Russian firms have built some highways in this region over the last 25 years, he continued, but the fulfillment of the transportation part of the Industrial Urals – Polar Urals project “presupposes the realizing immediately of several major projects not only at one and the same time but very quickly.”
Politov said that he “loves the expression that roads are the blood of the economy. In fact, this is so. If there is a road, then around it, there will be life.” In Europe, there is a dense network of roads and hence much economic progress, whereas in Russia, the network is much less dense and economic progress that much more difficult.

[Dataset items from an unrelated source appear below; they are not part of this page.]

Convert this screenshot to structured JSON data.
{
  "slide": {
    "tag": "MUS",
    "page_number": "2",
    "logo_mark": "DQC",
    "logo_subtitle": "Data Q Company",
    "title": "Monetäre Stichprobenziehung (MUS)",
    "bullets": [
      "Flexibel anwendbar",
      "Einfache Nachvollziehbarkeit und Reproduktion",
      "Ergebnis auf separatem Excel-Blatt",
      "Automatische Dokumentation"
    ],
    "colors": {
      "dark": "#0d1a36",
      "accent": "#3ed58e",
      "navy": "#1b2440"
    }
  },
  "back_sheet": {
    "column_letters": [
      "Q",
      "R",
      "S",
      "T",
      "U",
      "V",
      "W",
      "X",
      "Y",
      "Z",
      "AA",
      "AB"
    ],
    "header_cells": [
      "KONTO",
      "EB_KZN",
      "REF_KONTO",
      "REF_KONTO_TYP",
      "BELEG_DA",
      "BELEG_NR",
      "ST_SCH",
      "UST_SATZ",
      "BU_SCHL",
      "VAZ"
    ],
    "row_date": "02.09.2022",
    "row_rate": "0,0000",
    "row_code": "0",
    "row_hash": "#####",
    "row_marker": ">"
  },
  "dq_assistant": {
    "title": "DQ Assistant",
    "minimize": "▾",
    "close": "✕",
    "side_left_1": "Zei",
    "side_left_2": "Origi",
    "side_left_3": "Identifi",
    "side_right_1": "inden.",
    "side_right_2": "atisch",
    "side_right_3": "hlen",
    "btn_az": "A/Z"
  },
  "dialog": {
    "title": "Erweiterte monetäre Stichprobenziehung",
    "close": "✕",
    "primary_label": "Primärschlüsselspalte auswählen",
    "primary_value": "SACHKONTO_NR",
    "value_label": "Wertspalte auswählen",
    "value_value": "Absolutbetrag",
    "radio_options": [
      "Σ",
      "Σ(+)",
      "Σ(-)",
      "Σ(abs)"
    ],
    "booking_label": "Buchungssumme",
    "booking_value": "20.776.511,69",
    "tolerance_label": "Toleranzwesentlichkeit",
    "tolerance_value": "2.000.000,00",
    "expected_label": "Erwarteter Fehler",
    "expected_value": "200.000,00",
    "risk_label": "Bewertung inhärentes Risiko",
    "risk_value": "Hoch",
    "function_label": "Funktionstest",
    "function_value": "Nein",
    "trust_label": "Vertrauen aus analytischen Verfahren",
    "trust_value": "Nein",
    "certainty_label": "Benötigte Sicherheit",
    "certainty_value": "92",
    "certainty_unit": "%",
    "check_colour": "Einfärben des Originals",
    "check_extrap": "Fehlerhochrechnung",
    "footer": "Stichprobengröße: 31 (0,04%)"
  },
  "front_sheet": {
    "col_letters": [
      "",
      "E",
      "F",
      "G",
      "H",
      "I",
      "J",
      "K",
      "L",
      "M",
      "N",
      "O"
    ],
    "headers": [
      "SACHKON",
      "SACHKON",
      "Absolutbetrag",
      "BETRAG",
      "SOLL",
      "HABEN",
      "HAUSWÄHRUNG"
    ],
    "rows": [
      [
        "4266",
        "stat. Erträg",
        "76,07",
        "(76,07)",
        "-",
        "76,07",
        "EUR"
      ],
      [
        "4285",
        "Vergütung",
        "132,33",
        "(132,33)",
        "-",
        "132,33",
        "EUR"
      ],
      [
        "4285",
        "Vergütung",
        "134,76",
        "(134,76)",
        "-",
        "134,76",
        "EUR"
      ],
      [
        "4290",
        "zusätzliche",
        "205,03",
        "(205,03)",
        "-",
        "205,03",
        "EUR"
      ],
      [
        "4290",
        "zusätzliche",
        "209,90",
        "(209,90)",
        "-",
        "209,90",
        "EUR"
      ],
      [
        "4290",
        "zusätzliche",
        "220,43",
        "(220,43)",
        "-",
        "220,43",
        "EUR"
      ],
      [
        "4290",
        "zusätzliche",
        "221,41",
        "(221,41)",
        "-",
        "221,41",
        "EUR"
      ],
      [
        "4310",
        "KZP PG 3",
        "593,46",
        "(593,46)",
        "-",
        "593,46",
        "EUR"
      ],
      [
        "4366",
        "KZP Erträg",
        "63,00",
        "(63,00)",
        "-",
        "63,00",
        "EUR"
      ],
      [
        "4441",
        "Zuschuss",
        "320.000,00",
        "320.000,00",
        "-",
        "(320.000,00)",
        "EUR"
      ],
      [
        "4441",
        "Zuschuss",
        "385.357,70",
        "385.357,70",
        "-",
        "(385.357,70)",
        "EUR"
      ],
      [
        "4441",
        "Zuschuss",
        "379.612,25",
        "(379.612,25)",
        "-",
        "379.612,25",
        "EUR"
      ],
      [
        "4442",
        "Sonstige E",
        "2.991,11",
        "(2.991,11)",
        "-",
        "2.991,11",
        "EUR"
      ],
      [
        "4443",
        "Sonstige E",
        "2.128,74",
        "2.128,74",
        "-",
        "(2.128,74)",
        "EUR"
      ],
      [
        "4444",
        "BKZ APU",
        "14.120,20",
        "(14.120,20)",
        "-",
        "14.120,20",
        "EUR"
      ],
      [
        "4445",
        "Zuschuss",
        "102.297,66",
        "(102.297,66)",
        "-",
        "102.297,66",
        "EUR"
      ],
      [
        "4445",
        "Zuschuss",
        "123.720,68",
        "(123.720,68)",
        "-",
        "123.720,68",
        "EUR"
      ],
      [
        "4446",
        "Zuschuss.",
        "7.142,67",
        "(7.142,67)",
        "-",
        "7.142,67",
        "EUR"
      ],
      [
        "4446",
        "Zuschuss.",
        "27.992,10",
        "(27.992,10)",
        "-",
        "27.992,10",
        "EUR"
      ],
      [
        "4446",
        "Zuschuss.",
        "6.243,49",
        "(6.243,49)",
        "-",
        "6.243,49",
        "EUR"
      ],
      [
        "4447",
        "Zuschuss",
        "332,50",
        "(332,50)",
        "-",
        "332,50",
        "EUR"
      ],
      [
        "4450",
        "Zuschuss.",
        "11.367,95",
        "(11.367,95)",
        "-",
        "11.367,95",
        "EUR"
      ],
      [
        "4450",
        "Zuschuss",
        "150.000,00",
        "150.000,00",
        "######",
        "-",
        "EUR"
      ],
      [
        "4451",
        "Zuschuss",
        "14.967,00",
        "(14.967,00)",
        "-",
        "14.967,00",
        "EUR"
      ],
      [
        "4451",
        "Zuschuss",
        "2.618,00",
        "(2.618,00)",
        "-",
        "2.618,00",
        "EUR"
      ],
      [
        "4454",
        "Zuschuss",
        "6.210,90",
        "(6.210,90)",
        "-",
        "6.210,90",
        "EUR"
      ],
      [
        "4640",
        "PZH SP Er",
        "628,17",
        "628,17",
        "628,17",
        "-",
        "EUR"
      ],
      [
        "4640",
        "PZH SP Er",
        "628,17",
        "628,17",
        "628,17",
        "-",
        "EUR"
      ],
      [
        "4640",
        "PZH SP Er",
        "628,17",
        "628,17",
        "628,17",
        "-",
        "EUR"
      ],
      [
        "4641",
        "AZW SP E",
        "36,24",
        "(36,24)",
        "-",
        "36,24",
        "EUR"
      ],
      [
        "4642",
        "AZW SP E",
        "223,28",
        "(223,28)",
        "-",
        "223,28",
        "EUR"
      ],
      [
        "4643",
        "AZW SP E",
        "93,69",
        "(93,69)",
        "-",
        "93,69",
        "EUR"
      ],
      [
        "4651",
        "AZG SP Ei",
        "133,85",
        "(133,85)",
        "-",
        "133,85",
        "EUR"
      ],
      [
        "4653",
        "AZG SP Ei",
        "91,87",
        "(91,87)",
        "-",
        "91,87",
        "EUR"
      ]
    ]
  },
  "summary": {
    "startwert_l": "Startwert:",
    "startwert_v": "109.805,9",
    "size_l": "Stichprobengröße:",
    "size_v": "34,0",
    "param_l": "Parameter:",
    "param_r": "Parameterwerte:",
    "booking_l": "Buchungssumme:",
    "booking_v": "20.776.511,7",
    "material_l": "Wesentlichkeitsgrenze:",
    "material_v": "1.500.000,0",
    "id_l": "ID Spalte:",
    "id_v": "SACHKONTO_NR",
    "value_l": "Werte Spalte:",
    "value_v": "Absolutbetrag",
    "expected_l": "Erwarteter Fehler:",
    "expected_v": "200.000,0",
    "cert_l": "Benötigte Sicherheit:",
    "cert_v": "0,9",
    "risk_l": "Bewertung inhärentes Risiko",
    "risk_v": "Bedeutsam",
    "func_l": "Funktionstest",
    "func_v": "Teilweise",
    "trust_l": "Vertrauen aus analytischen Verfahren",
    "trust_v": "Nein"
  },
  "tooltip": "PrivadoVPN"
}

Russians sometimes act as if climate prevents Russia from catching up, but “today in Finland, where the climatic conditions make it comparable to Russia, there are practically no population points which are not linked with automobile roads. But with us,” the situation is different because Moscow is pursuing short term profit rather than longer term economic gain.
That means, Politov continued, that the economic consequences of the roads that are built quickly exhaust themselves, forcing a new round of highway construction to meet new short-term economic needs and thus on and on, in a never ending cycle. The only way out is for the government to undertaken the comprehensive development of highways.
Recognizing this, the construction firm head said, some in government are proposing the use of toll roads, but an examination of world practice shows that “no more than five percent” of highways can be of this type without adverse economic consequences. And consequently, such roads are not “the panacea” many claim.
Instead, Politov continued, the government needs to launch a new project of the kind the Soviet regime did, one that will be based on a public-private partnership, to ensure that the country has the infrastructure not just that it needs now and in the next year or two but that it will need in a generation of more.
Given the changes in Russia since Gorbachev complained about gigantist projects, it is possible Moscow will be able to take this step without entailing all the problems of the past, but it seems certain that however that may be, these projects will offer a new opportunity for elite enrichment via corruption – something ultimately more destructive than anything else.